It all began with an article in The New York Times Styles section by Pamela Paul entitled How Divorce Lost Its Groove. The thrust of the article is that, at least among a sub-set of affluent, well-educated couples, divorce is not only less prevalent, but also more stigmatized.

And the blogosphere has been alight with discussion of divorce ever since.

I enjoy reading about divorce. Not because my own marriage is jeopardized (at least at the moment!). But because I have so many close friends and family members who are divorced. So I'm always heartened when people are open and honest about divorce, rather than treating it like cancer. Which is why -- among other reasons -- I was so pleased when Nora Ephron started this divorce vertical at Huffington Post.

To that end, here are five smart posts about divorce for all of us -- divorced, married, single and "to be determined":

1. Over on Salon, Mary Elizabeth Williams endorses Paul's main thesis, arguing that at least in her own nominally progressive, helicopterish-parenting social circle, divorce does lead to social ostracism. As she writes: "There's great -- and by that I mean terrible -- irony in the way that the most supposedly enlightened and liberal of parenting enclaves can feel suffocatingly like a meeting of the Harper Valley PTA." Williams concludes that we'd all be better off if we treated divorce as a messy reality of contemporary life, instead of as a personal achievement. And it would be better for our kids too.

2. And speaking of kids, here at the Huffington Post, recently-separated Stephanie Dolgoff (of Formerly Hot fame) talks about why, sometimes, you really do need to "put your kids second." In the aftermath of her own separation, Dolgoff, too, was subjected to the stares and idle gossip of her close-knit neighborhood. She was aghast at how few people could actually hold back from implying that by divorcing, she had completely ruined her children's lives. In the long run, however, she firmly believes that in securing her own happiness, she will secure her daughters' as well.

3. Over at Slate's XX Blog, K.J. Dell'Antonia disagrees with the premise that our attitudes towards divorce have fundamentally altered. Harkening back to her own childhood in the 1970s, she speculates that divorce was always difficult and always stigmatizing for those going through it. She encourages us to think of divorce as a phenomenon that's still finding its groove, rather than one that's lost it.

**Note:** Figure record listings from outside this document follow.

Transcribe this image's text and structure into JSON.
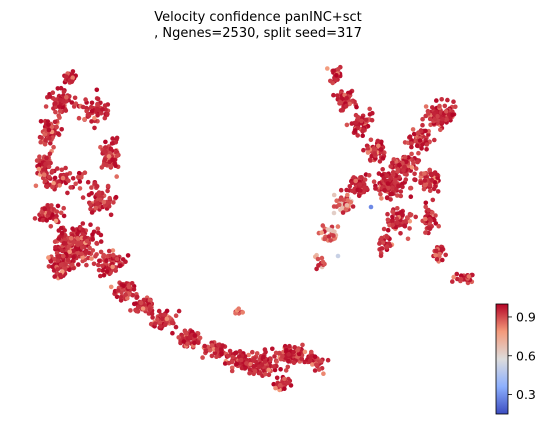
{
  "chart_data": {
    "type": "scatter",
    "title": "Velocity confidence panINC+sct",
    "subtitle": ", Ngenes=2530, split seed=317",
    "xlabel": "",
    "ylabel": "",
    "axes_visible": false,
    "colormap": "coolwarm",
    "colorbar": {
      "range": [
        0.15,
        1.0
      ],
      "ticks": [
        0.3,
        0.6,
        0.9
      ],
      "tick_labels": [
        "0.3",
        "0.6",
        "0.9"
      ],
      "placement": "bottom-right"
    },
    "colors": {
      "low": "#3b4cc0",
      "mid": "#dddddd",
      "high": "#b40426"
    },
    "point_count_note": "approximately 2500 cells; majority with confidence 0.85-1.0, a few light/low-confidence cells near the left edge of the right cluster"
  }
}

4. Some of the most thoughtful blogging on divorce can be found at Big Little Wolf's Daily Plate of Crazy (author D.A. Wolf is also a Huffington Post blogger). Here's an earlier post that Big Little Wolf wrote called Something Like Marriage, in which she explains how, despite being married, her husband never really "showed up." This post goes to the heart of the sort of disillusionment with marriage that can drive one to divorce, even absent an affair.

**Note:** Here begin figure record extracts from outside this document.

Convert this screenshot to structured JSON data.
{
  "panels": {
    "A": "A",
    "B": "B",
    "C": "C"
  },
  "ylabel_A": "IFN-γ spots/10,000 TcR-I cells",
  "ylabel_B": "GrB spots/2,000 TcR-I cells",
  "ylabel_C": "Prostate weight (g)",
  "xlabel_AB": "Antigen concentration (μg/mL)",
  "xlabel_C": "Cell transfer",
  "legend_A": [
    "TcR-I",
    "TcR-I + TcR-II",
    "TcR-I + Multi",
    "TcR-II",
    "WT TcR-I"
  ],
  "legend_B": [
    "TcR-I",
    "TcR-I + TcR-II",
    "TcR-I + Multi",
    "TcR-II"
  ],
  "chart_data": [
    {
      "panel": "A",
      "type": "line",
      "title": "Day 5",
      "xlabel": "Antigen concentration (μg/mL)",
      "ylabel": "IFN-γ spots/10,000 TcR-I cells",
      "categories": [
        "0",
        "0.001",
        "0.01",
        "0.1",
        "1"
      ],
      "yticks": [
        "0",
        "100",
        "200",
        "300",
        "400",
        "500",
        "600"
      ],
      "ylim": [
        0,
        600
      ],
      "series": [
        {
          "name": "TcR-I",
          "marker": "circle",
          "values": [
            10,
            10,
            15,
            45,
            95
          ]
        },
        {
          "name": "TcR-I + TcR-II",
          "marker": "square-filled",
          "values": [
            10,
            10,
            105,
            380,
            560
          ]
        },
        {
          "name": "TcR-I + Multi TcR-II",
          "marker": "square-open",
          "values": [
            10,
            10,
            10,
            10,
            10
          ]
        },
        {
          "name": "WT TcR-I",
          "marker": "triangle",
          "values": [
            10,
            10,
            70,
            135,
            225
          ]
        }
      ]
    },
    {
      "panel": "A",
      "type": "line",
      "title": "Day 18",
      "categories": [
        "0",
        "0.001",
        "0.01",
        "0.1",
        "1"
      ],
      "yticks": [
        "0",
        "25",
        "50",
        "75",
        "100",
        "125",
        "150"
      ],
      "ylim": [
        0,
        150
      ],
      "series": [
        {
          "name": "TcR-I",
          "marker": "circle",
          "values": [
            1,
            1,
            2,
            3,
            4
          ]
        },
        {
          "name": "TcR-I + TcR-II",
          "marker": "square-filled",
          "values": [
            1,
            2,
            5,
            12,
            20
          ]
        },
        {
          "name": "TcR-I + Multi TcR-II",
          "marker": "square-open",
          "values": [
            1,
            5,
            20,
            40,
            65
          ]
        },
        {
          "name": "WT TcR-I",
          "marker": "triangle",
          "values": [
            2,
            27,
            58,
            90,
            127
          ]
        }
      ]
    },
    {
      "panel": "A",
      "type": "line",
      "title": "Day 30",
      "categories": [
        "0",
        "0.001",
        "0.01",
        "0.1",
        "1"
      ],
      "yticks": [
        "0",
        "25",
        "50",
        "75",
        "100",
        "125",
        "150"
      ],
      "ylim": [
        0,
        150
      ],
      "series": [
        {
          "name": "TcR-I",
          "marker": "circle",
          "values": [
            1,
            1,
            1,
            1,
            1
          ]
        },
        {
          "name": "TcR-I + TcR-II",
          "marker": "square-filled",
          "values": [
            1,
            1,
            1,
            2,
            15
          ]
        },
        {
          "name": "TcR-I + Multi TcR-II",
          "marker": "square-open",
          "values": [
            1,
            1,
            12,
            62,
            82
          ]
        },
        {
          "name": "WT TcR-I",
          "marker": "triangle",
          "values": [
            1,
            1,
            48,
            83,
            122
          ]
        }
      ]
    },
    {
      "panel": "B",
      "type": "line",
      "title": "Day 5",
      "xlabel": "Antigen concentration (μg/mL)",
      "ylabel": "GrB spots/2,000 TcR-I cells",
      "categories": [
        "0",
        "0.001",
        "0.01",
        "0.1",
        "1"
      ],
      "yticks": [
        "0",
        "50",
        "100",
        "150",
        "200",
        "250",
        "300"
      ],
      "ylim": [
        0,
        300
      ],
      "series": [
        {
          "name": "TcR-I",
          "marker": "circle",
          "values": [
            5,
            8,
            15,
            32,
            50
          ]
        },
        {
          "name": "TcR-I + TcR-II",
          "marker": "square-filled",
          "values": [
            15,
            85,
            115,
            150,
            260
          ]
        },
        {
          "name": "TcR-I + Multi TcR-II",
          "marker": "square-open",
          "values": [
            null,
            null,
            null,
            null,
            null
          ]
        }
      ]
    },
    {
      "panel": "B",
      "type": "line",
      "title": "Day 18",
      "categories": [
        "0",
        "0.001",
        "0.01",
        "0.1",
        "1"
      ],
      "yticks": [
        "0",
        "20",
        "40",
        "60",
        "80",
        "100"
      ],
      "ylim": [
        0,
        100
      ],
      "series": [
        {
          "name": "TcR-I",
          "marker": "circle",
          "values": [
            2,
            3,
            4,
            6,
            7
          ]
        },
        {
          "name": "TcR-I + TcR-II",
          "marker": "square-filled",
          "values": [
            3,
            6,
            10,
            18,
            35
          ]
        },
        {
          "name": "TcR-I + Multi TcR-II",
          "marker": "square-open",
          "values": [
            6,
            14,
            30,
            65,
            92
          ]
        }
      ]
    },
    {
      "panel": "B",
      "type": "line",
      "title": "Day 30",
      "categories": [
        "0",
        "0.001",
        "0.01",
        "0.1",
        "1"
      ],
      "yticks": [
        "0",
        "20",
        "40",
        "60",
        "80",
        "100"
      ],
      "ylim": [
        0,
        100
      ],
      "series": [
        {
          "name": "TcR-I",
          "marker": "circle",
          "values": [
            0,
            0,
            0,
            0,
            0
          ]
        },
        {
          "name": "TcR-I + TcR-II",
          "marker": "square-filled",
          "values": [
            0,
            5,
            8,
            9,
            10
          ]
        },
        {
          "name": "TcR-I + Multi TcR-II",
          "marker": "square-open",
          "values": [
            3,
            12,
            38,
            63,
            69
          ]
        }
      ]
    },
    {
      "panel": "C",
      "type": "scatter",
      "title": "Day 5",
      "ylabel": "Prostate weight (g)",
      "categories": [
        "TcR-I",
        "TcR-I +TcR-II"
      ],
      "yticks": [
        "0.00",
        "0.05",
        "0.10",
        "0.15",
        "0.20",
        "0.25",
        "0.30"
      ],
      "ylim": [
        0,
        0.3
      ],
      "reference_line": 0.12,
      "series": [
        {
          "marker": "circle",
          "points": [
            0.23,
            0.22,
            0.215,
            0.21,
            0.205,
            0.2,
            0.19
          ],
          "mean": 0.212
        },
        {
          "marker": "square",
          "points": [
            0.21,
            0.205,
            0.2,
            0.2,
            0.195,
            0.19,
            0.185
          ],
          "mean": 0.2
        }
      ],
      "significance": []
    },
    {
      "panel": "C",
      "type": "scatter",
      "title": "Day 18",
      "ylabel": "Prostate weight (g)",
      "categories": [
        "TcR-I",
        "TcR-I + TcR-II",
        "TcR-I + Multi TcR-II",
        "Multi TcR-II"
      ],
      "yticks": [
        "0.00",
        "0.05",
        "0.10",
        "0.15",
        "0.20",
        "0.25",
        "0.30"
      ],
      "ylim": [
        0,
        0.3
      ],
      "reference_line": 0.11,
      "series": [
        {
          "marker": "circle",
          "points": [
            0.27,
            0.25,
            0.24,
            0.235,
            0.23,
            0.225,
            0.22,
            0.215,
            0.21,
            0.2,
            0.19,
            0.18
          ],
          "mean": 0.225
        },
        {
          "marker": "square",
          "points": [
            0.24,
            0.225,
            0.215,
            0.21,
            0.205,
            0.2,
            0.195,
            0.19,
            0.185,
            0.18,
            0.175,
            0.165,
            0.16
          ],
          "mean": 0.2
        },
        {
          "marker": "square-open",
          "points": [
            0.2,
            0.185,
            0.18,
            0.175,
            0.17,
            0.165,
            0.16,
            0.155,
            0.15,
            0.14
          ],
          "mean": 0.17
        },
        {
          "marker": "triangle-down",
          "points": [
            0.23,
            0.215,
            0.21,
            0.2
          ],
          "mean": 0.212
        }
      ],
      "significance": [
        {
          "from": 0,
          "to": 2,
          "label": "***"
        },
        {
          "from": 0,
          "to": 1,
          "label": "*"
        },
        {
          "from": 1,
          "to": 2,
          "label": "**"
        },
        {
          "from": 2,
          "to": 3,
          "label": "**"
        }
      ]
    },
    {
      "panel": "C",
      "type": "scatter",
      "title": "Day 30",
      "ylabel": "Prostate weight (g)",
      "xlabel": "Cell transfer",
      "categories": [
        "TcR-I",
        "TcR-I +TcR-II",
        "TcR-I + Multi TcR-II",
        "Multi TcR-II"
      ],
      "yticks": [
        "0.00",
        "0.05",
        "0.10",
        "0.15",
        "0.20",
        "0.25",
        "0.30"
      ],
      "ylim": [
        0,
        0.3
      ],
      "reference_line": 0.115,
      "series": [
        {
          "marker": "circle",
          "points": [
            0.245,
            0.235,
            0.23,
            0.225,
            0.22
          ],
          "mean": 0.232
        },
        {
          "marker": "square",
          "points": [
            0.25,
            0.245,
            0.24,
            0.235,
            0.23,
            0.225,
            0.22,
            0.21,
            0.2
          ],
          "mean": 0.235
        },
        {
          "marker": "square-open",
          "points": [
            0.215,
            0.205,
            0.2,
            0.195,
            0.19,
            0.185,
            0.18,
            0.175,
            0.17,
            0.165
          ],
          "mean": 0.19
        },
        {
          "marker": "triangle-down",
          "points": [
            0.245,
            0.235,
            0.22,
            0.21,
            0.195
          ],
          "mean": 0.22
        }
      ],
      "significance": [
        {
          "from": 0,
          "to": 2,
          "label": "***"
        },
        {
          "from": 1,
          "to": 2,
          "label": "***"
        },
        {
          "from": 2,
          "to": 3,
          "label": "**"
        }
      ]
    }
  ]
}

5. Finally, to end on a positive note, I really liked this essay by Katie Brandi in the New York Times Modern Love column last year. In it, Brandi recounts her own disillusionment with marriage, and how she rose out of it -- despite the tears, the disappointment and the new-born - to fashion a new, happier life for herself.

As I read these over, I realize that it might sound like I'm pro-divorce. As these essays recount, however, I don't think anyone is pro-divorce, least of all those who go through it. But divorce is a painful reality of modern marriage and the sooner we face up to its myriad complexities--emotional and practical--the better.